How will he ‘drain the swamp’?


The president-elect has announced initiatives to limit lobbyists from influencing decisions in Washington, first by placing an administrativeGrin ban on registered lobbyists of the past five years, and then too by placing term limits on the politicians themselves.

“Not only will people not be able to (be) registered state or federal lobbyists, but when they leave government, they will be banned from being a registered lobbyist for five years,” spokesman Sean Spicer said recently.

It remains to be seen however if K Street professionals will be able to simply de-register or find other loopholes that allow them to continue working staffer positions in Washington following their lobbying efforts. Trump  has promised he will phase it out, however.

How much red tape can be cut?

Trump estimates there is $50 trillion dollars’ worth of “job-producing American energy” underneath our feet, and he ought to be able to deliver on loosening restrictions set in place to promote a clean energy future. However, eliminating the entire EPA is bigger battle.

The $8.2 billion agency employs over 15,000 people in Washington and is constantly conducting environmental research across its ten regions. It’s also not favorable to market conditions for Trump to reduce the number of restrictions on oil production while there is already an oversupply, although it would create more energy independence.

There are also Department of Labor regulations to consider, in addition to FCC rules and other fast-track measures that will cut into the Federal Register in a way not seen since President Ronald Reagan did it in 1981.

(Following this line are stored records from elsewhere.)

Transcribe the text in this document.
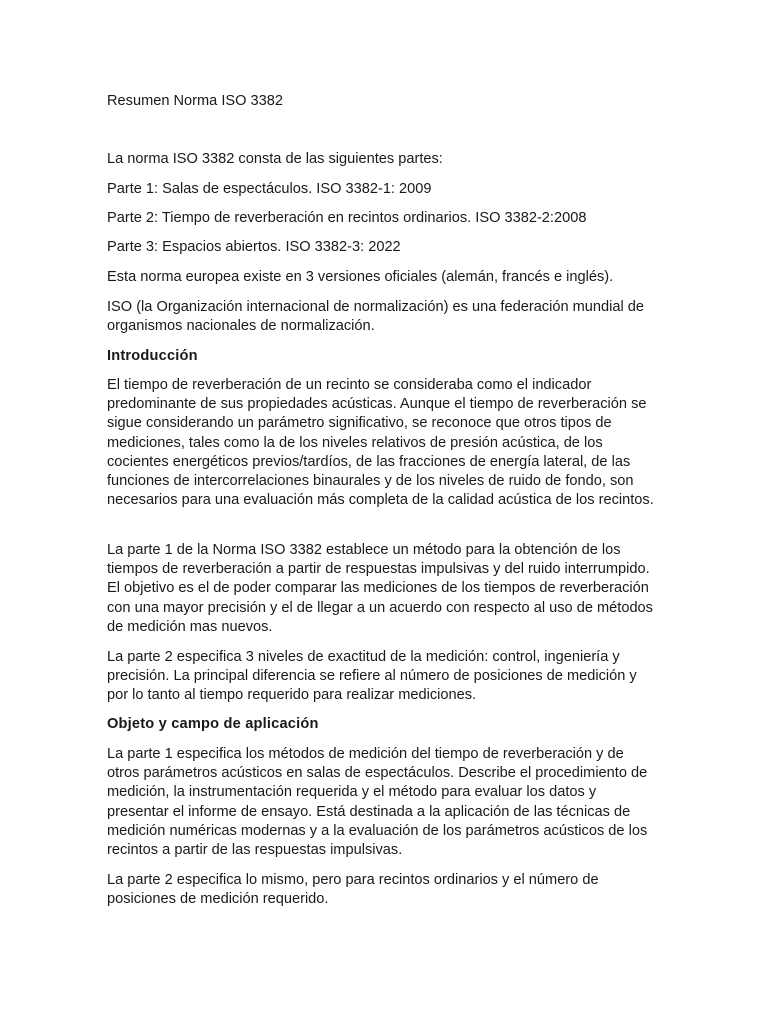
Resumen Norma ISO 3382

La norma ISO 3382 consta de las siguientes partes:

Parte 1: Salas de espectáculos. ISO 3382-1: 2009

Parte 2: Tiempo de reverberación en recintos ordinarios. ISO 3382-2:2008

Parte 3: Espacios abiertos. ISO 3382-3: 2022

Esta norma europea existe en 3 versiones oficiales (alemán, francés e inglés).

ISO (la Organización internacional de normalización) es una federación mundial de organismos nacionales de normalización.

Introducción

El tiempo de reverberación de un recinto se consideraba como el indicador predominante de sus propiedades acústicas. Aunque el tiempo de reverberación se sigue considerando un parámetro significativo, se reconoce que otros tipos de mediciones, tales como la de los niveles relativos de presión acústica, de los cocientes energéticos previos/tardíos, de las fracciones de energía lateral, de las funciones de intercorrelaciones binaurales y de los niveles de ruido de fondo, son necesarios para una evaluación más completa de la calidad acústica de los recintos.

La parte 1 de la Norma ISO 3382 establece un método para la obtención de los tiempos de reverberación a partir de respuestas impulsivas y del ruido interrumpido. El objetivo es el de poder comparar las mediciones de los tiempos de reverberación con una mayor precisión y el de llegar a un acuerdo con respecto al uso de métodos de medición mas nuevos.

La parte 2 especifica 3 niveles de exactitud de la medición: control, ingeniería y precisión. La principal diferencia se refiere al número de posiciones de medición y por lo tanto al tiempo requerido para realizar mediciones.

Objeto y campo de aplicación

La parte 1 especifica los métodos de medición del tiempo de reverberación y de otros parámetros acústicos en salas de espectáculos. Describe el procedimiento de medición, la instrumentación requerida y el método para evaluar los datos y presentar el informe de ensayo. Está destinada a la aplicación de las técnicas de medición numéricas modernas y a la evaluación de los parámetros acústicos de los recintos a partir de las respuestas impulsivas.

La parte 2 especifica lo mismo, pero para recintos ordinarios y el número de posiciones de medición requerido.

What about those ‘bad trade deals’?

AP Photo/Esteban Felix)

AP Photo/Esteban Felix

It is entirely possible for Trump to issue an executive order for America’s exit from the Trans-Pacific Partnership, rendering the deal basically useless.

“On trade, I am going to issue our notification of intent to withdraw from the Trans-Pacific Partnership, a potential disaster for our country,” he said in his Nov. 21 address. “Instead, we will negotiate fair, bilateral trade deals that bring jobs and industry back onto American shores.”

Across the pond, some economists are warning of 25 years of economic pain should a hard Brexit take shape causing the UK to withdraw from its own trade deals. NAFTA, which Trump has called “the worst trade deal ever,” will be a bit trickier to renegotiate. But after the Rust Belt delivered him the big upset win, it’s unlikely Trump will walk back his campaign promise to dismantle the deal.